NOTE: Effective January 1, 2011 the option for advanced EIC payments has been eliminated. Employers are not longer able to advance a portion of the credit with each paycheck.
Earned Income Credit (EIC) can be referred to several ways, such as Earned Income Tax Credit (EITC) or Advanced Earned Income Credit (AEIC).
What is EIC?
EIC is a tax credit for certain individuals who don’t earn a high income and qualify for EIC. They would receive the tax credit when they file their personal tax return.
Who qualifies for EIC?
An individual must have earned income from employment, self-employment, AND meet special rules. To help determine if your employee qualifies, you can use the EITC Assistant on the IRS website.
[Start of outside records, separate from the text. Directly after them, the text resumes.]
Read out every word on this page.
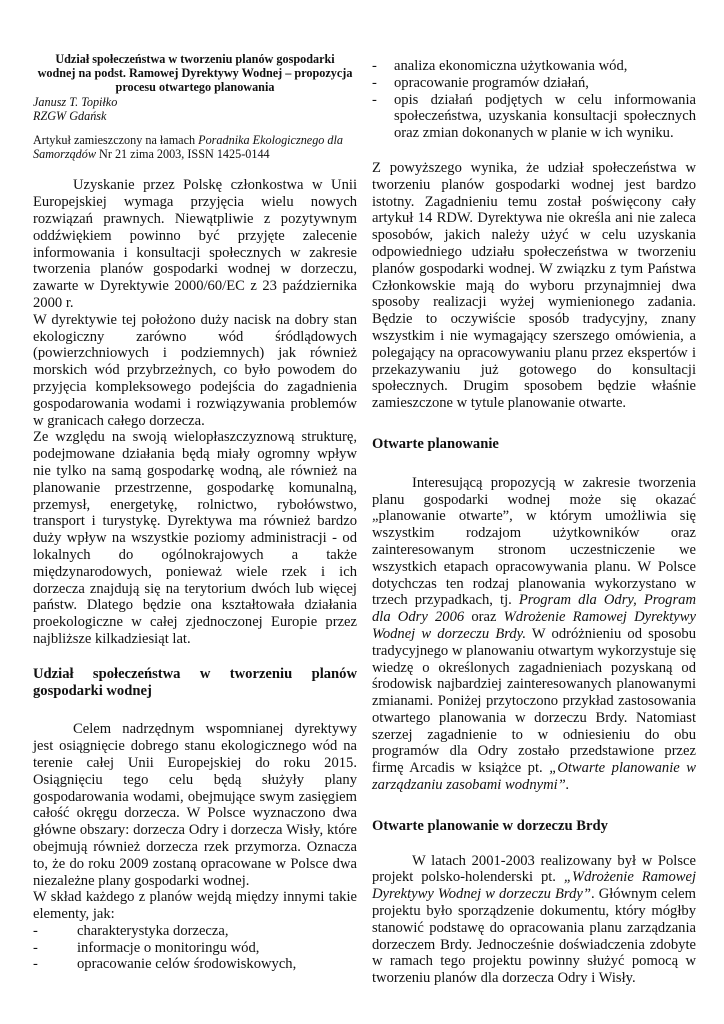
Udział społeczeństwa w tworzeniu planów gospodarki wodnej na podst. Ramowej Dyrektywy Wodnej – propozycja procesu otwartego planowania
Janusz T. Topiłko
RZGW Gdańsk
Artykuł zamieszczony na łamach Poradnika Ekologicznego dla Samorządów Nr 21 zima 2003, ISSN 1425-0144

Uzyskanie przez Polskę członkostwa w Unii Europejskiej wymaga przyjęcia wielu nowych rozwiązań prawnych. Niewątpliwie z pozytywnym oddźwiękiem powinno być przyjęte zalecenie informowania i konsultacji społecznych w zakresie tworzenia planów gospodarki wodnej w dorzeczu, zawarte w Dyrektywie 2000/60/EC z 23 października 2000 r.

W dyrektywie tej położono duży nacisk na dobry stan ekologiczny zarówno wód śródlądowych (powierzchniowych i podziemnych) jak również morskich wód przybrzeżnych, co było powodem do przyjęcia kompleksowego podejścia do zagadnienia gospodarowania wodami i rozwiązywania problemów w granicach całego dorzecza.

Ze względu na swoją wielopłaszczyznową strukturę, podejmowane działania będą miały ogromny wpływ nie tylko na samą gospodarkę wodną, ale również na planowanie przestrzenne, gospodarkę komunalną, przemysł, energetykę, rolnictwo, rybołówstwo, transport i turystykę. Dyrektywa ma również bardzo duży wpływ na wszystkie poziomy administracji - od lokalnych do ogólnokrajowych a także międzynarodowych, ponieważ wiele rzek i ich dorzecza znajdują się na terytorium dwóch lub więcej państw. Dlatego będzie ona kształtowała działania proekologiczne w całej zjednoczonej Europie przez najbliższe kilkadziesiąt lat.

Udział społeczeństwa w tworzeniu planów gospodarki wodnej

Celem nadrzędnym wspomnianej dyrektywy jest osiągnięcie dobrego stanu ekologicznego wód na terenie całej Unii Europejskiej do roku 2015. Osiągnięciu tego celu będą służyły plany gospodarowania wodami, obejmujące swym zasięgiem całość okręgu dorzecza. W Polsce wyznaczono dwa główne obszary: dorzecza Odry i dorzecza Wisły, które obejmują również dorzecza rzek przymorza. Oznacza to, że do roku 2009 zostaną opracowane w Polsce dwa niezależne plany gospodarki wodnej.

W skład każdego z planów wejdą między innymi takie elementy, jak:

- charakterystyka dorzecza,
- informacje o monitoringu wód,
- opracowanie celów środowiskowych,
- analiza ekonomiczna użytkowania wód,
- opracowanie programów działań,
- opis działań podjętych w celu informowania społeczeństwa, uzyskania konsultacji społecznych oraz zmian dokonanych w planie w ich wyniku.

Z powyższego wynika, że udział społeczeństwa w tworzeniu planów gospodarki wodnej jest bardzo istotny. Zagadnieniu temu został poświęcony cały artykuł 14 RDW. Dyrektywa nie określa ani nie zaleca sposobów, jakich należy użyć w celu uzyskania odpowiedniego udziału społeczeństwa w tworzeniu planów gospodarki wodnej. W związku z tym Państwa Członkowskie mają do wyboru przynajmniej dwa sposoby realizacji wyżej wymienionego zadania. Będzie to oczywiście sposób tradycyjny, znany wszystkim i nie wymagający szerszego omówienia, a polegający na opracowywaniu planu przez ekspertów i przekazywaniu już gotowego do konsultacji społecznych. Drugim sposobem będzie właśnie zamieszczone w tytule planowanie otwarte.

Otwarte planowanie

Interesującą propozycją w zakresie tworzenia planu gospodarki wodnej może się okazać „planowanie otwarte”, w którym umożliwia się wszystkim rodzajom użytkowników oraz zainteresowanym stronom uczestniczenie we wszystkich etapach opracowywania planu. W Polsce dotychczas ten rodzaj planowania wykorzystano w trzech przypadkach, tj. Program dla Odry, Program dla Odry 2006 oraz Wdrożenie Ramowej Dyrektywy Wodnej w dorzeczu Brdy. W odróżnieniu od sposobu tradycyjnego w planowaniu otwartym wykorzystuje się wiedzę o określonych zagadnieniach pozyskaną od środowisk najbardziej zainteresowanych planowanymi zmianami. Poniżej przytoczono przykład zastosowania otwartego planowania w dorzeczu Brdy. Natomiast szerzej zagadnienie to w odniesieniu do obu programów dla Odry zostało przedstawione przez firmę Arcadis w książce pt. „Otwarte planowanie w zarządzaniu zasobami wodnymi”.

Otwarte planowanie w dorzeczu Brdy

W latach 2001-2003 realizowany był w Polsce projekt polsko-holenderski pt. „Wdrożenie Ramowej Dyrektywy Wodnej w dorzeczu Brdy”. Głównym celem projektu było sporządzenie dokumentu, który mógłby stanowić podstawę do opracowania planu zarządzania dorzeczem Brdy. Jednocześnie doświadczenia zdobyte w ramach tego projektu powinny służyć pomocą w tworzeniu planów dla dorzecza Odry i Wisły.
The employee also needs to give you a completed and signed W-5 form (Earned Income Credit Advance Payment Certificate). The form expires each year on December 31st. The employee must give you a new form each year. This form shows four criteria that must all be met for an employee to be eligible. Below is an excerpt from the 2010 IRS W-5 form:
You are eligible to get advance EIC payments if all four of the following apply.
- You (and your spouse, if filing a joint return) have a valid social security number issued by the Social Security Administration.
- You expect to have at least one qualifying child and to be able to claim the credit using that child. If you do not expect to have a qualifying child, you may still be eligible for the EIC, but you cannot receive advance EIC payments.
- You expect that your 2010 earned income and adjusted gross income (AGI) will each be less than $35,535 ($40,545 if you expect to file a joint return for 2010). Include your spouse’s income if you plan to file a joint return…
- You expect to be able to claim the EIC for 2010.
How is the EIC given to the employee?
Normally your payroll system will handle the calculation of the tax credit amount, assuming you correctly indicate that the employee is eligible for EIC. Depending on how the employee completes their W-5 Form, you would indicate whether the employee’s filing status is Single, Married with One Certificate, or Married with Two Certificates (meaning each spouse is eligible to get the EIC).
It’s important to note that the W-5 Form expires each December 31st. Therefore, you will need to update the EIC information in your payroll system before the first pay in January to ensure accuracy, especially if the employee no longer qualifies.
Also worth noting is that it is possible that the employee could still have federal tax withheld even though they’re getting a tax credit, depending on how they complete their W-4 form.
How will the EIC appear in a payroll?
Depending on your payroll system, the EIC will appear as a separate line item in the employee’s earnings. It will not be included with gross pay, as it is not taxable.